Tigrane était trop neuf encore pour que je me livrasse avec lui à l’ivresse des dieux, au plaisir cruel de voir tout à fait clair. Il eût dit comme le jeune Saint-Just : « Ils m’ont flétri le cœur. » Je ne lui ai jamais avoué que je croyais fermement à son échec ; il aurait souffert, et, s’il m’avait cru, il serait, tout d’un coup, devenu devant moi un pauvre petit garçon. J’aurais été bien fâché de le détourner et qu’il ne déployât pas ses vertus. J’ai traité ses projets comme j’aurais fait d’un manuscrit qu’il m’eût présenté. J’ai contesté certains détails de l’action de Tigrane, jamais je n’en ai mis en question l’idée fondamentale.
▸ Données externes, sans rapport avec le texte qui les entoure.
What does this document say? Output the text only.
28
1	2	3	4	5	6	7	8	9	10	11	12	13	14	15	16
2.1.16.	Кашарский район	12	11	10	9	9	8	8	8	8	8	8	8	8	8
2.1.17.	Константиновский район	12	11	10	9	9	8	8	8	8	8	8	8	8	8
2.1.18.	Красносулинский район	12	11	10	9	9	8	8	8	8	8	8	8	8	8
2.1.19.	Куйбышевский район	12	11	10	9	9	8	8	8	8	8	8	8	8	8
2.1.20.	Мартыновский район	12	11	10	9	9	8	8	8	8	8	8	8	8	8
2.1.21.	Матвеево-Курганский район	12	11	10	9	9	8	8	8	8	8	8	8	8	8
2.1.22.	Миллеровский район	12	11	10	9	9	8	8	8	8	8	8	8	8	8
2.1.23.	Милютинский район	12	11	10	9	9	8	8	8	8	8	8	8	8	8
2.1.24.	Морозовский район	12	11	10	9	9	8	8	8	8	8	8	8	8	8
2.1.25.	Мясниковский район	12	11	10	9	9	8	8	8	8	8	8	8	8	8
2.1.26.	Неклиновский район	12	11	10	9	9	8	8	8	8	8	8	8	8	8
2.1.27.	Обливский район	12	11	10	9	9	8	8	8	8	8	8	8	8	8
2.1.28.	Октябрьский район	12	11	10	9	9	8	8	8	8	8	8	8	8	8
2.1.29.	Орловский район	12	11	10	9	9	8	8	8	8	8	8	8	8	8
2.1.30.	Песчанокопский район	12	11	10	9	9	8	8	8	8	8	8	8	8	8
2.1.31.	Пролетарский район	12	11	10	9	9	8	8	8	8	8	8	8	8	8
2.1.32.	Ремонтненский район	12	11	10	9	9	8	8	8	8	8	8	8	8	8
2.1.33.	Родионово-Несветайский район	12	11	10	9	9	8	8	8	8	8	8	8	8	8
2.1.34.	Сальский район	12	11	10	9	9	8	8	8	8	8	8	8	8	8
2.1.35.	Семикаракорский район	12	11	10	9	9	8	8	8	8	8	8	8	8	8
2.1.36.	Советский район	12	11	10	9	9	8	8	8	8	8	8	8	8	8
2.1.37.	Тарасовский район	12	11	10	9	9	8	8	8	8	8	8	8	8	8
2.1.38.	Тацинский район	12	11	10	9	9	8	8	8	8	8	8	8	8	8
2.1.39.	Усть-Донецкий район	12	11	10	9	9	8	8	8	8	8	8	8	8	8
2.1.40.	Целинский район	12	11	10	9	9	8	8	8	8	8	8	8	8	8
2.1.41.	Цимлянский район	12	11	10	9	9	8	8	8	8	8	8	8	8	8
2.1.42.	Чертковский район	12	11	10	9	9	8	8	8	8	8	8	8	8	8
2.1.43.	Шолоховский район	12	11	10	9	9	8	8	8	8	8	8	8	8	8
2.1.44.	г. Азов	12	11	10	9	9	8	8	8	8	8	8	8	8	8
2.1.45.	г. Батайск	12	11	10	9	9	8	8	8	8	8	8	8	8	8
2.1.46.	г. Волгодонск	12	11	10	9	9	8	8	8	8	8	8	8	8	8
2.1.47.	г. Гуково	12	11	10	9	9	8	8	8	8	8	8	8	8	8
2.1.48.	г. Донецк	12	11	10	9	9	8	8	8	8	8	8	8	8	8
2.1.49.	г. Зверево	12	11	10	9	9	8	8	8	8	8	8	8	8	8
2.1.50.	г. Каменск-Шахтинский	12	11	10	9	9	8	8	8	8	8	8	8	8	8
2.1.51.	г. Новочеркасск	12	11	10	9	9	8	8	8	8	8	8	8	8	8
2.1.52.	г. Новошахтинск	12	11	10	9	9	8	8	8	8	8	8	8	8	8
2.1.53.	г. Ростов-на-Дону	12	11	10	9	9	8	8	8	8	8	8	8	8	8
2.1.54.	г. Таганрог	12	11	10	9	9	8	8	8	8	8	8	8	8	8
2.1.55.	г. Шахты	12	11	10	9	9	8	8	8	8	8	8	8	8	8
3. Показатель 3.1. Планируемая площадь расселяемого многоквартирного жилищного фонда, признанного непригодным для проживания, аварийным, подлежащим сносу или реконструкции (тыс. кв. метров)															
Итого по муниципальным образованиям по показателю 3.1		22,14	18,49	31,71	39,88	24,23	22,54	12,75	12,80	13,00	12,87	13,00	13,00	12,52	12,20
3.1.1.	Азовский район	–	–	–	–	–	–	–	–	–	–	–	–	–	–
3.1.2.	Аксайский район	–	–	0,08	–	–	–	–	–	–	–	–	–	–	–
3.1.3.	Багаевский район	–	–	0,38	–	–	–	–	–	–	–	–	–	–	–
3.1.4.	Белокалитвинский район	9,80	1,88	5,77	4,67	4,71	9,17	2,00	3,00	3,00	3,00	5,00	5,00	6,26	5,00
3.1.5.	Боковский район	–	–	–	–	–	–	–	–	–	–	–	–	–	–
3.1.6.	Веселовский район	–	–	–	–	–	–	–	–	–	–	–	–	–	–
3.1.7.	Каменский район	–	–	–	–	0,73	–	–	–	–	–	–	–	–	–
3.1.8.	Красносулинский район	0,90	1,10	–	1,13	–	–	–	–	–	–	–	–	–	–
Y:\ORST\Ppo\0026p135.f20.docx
Pourtant je lui ai donné quelques indications assez sombres. Je le vois encore, par les après-midi d’hiver, appuyé contre mes rayons de livres. Je lui disais, à propos de l’assassinat de Morès, ce que j’ai vérifié ensuite sur la mort de Villebois-Mareuil, que les préparations d’une mort héroïque supposent un état d’esprit analogue par certains côtés aux prodromes d’un suicide. Quand Byron voulut gagner la Grèce, ses amis l’accompagnèrent jusqu’à son navire qui partit au milieu de l’enthousiasme, mais sitôt en pleine mer, le mauvais temps survint et le contraignit de rentrer au port, où personne ne l’attendait plus. Byron passa trois heures à terre. Il retourna dans la maison démeublée où il avait habité avec la Guiccioli et il pleura. Tigrane et moi nous nous taisions pour entendre les larmes du héros qui s’était tant détruit qu’il n’avait plus qu’à parfaire rapidement sa destruction.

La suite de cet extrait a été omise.